From Space Crunch to Sustainable Growth

Before: Brock University, a burgeoning institution, is chronically underspaced
After: A green initiative paves the way for responsible development

Brock University sits in the heart of the Niagara Peninsula, a region rich in natural beauty and home to a growing environmental awareness. Tom Saint-Ivany, associate vice president of facilities management, talks about the steps Brock has taken to ensure it is a good neighbour as the university’s campus expands.

Brock University was established in 1964. We’re located in the southern part of the city of St. Catharines, Ontario, in a beautiful setting on top of the Niagara Escarpment. We’re also in the Niagara Peninsula of Ontario and within a UNESCO-designated biosphere. That means there is certain significant, natural vegetation, and there is a unique microclimate as well. As a result, environmental stewardship is of great interest to many people in the area.

Market Hall is Brock University’s newest dining and event area. A ring of windows at the ceiling allows for ample daylighting. Photo: Tom Arban.

We’re one of the most underspaced universities in Ontario. We’ve had an aggressive building program to improve that, but we’re doing it all in the context of minimizing the environmental impact.
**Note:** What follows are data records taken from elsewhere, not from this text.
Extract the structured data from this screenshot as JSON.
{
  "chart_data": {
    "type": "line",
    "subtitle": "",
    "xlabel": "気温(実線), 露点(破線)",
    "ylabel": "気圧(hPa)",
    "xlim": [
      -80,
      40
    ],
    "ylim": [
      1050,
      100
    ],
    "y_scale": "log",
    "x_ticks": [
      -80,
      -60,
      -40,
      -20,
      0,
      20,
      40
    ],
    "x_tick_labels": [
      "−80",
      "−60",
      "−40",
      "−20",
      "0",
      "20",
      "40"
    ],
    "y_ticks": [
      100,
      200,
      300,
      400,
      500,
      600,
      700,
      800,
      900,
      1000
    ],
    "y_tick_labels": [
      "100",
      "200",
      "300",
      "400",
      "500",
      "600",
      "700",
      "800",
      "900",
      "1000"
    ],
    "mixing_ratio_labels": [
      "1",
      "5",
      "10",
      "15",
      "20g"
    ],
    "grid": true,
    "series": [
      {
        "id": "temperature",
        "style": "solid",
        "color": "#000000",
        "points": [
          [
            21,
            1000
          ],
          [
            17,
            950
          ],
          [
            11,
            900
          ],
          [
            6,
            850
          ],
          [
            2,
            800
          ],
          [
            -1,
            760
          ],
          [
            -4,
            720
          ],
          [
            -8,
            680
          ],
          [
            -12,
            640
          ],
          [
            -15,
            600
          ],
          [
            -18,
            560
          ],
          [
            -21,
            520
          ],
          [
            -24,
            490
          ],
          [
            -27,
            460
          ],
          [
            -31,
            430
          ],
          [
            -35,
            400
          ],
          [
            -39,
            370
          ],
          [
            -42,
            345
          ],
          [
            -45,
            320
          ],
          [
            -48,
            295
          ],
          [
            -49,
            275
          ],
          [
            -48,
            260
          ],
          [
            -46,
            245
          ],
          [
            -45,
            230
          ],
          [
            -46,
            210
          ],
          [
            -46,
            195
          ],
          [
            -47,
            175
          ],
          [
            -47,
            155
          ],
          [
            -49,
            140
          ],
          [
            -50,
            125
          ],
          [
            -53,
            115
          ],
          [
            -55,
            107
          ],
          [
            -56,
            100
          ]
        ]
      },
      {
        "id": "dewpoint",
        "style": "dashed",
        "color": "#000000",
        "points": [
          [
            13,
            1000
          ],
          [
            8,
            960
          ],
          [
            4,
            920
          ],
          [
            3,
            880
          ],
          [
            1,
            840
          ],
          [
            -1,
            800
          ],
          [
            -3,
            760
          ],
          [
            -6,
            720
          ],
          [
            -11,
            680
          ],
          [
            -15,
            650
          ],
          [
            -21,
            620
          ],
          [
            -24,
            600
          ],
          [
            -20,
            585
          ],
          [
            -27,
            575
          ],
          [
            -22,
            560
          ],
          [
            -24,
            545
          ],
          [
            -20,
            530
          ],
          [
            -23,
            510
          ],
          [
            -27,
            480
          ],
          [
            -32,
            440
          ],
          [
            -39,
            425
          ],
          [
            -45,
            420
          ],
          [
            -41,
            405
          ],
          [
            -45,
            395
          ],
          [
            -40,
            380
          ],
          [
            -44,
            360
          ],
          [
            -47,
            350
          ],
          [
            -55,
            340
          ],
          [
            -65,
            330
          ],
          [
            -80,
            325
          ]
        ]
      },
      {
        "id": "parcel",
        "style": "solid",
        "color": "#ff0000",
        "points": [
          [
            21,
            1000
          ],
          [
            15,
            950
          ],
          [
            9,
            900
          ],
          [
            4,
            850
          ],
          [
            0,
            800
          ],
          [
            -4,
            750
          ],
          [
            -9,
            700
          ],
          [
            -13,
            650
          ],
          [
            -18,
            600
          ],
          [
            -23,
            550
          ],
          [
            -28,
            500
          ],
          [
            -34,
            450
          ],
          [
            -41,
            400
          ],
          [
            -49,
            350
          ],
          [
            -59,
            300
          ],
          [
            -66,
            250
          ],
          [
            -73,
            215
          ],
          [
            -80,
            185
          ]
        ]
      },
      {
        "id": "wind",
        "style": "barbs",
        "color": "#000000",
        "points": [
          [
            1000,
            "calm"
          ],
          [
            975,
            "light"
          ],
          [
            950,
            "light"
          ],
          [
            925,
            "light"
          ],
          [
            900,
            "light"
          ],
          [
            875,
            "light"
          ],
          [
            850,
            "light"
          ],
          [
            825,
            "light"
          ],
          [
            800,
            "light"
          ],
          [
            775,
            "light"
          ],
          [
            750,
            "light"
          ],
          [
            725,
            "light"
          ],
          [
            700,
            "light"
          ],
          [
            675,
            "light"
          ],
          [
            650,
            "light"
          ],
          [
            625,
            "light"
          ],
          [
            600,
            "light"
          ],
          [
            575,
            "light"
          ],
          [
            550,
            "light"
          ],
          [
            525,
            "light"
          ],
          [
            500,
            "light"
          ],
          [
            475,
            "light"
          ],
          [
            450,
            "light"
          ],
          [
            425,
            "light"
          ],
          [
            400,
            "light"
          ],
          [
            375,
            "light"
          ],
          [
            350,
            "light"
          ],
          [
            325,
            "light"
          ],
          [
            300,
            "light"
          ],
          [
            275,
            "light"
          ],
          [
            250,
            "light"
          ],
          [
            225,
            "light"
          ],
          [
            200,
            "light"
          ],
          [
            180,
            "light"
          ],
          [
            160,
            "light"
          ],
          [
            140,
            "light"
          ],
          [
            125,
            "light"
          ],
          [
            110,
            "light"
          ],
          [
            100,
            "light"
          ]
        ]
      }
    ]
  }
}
For example, there’s a portion of the university where we must have a permit for development from the Niagara Escarpment Commission to ensure that we follow the guidelines for land use. In general, we try to keep our buildings fairly close together, and if anything is being displaced, it is parking—and not trees and other natural vegetation.

In 2009, we formed a Sustainability Coordinating Committee. It brings together on a regular basis the various administrative and academic groups to collaborate on sustainable initiatives and report on progress. For example, our custodial services that look after non-hazardous-waste management annually report on waste-audit results. But it’s also to enable participation in each other’s initiatives, so it’s a sharing of ideas and ways that a unit or faculty can help one another in terms of sustainability goals.

We joined the Niagara Sustainability Initiative in 2011. It’s a regional plan to reduce greenhouse-gas emissions progressively over a 10-year period. Our target at Brock is a 20 percent reduction to our 2012 baseline, which we’re just starting to establish. In light of our commitment to the Niagara Sustainability Initiative, we’ll strive to reduce emissions in other areas to offset any increases from new development.

The Brock International Centre was completed in 2010 and is pending LEED Silver certification. Photo: Tom Arban.

Even before all of this, Brock was ahead of its time. In the early 1990s, a natural-gas-fired cogeneration plant was constructed to power, heat, and cool the university. Up until recently, we were able to supply the majority of the main campus’s needs with that plant, but as the university has grown, we’ve had to rely on other sources. We’ve also installed LED street lighting on a progressive basis. We have a very active recycling program to divert as much as we can from landfills, and we’re looking at expanding our organic programs as well.

Market Hall provides a bright, relaxing place for students to study or pass the time between classes. Photo: Tom Arban.

As we grow, all new construction is designed to LEED Silver standards. It’s a mixture of all the LEED strategies with the exception of green roofs. We endeavour to use local materials, we include water-saving devices, and we have greywater systems. Our Plaza Building—completed in 2007 to house classrooms, our campus store, faculty offices, and the Jack and Nora Walker Canadian Centre for Lifespan Development Research—is LEED Silver certified. Our International Building—which houses language services, the classics department, seminar rooms, a small museum, and typical student and faculty lounges—was completed in 2010 and is pending certification for LEED Silver. Our newest building, the Cairns Family Health and Bioscience Research Complex, is targeting LEED Silver and will open this summer.

There’s a lot of support for these green strategies from the faculty and administration. The Brock Environmental Sustainability Research Unit, a transdisciplinary unit, has been established by a number of faculty for environmental/sustainability research. Certainly there’s been a lot of support from the administration for the new construction we’ve undertaken to improve and increase space.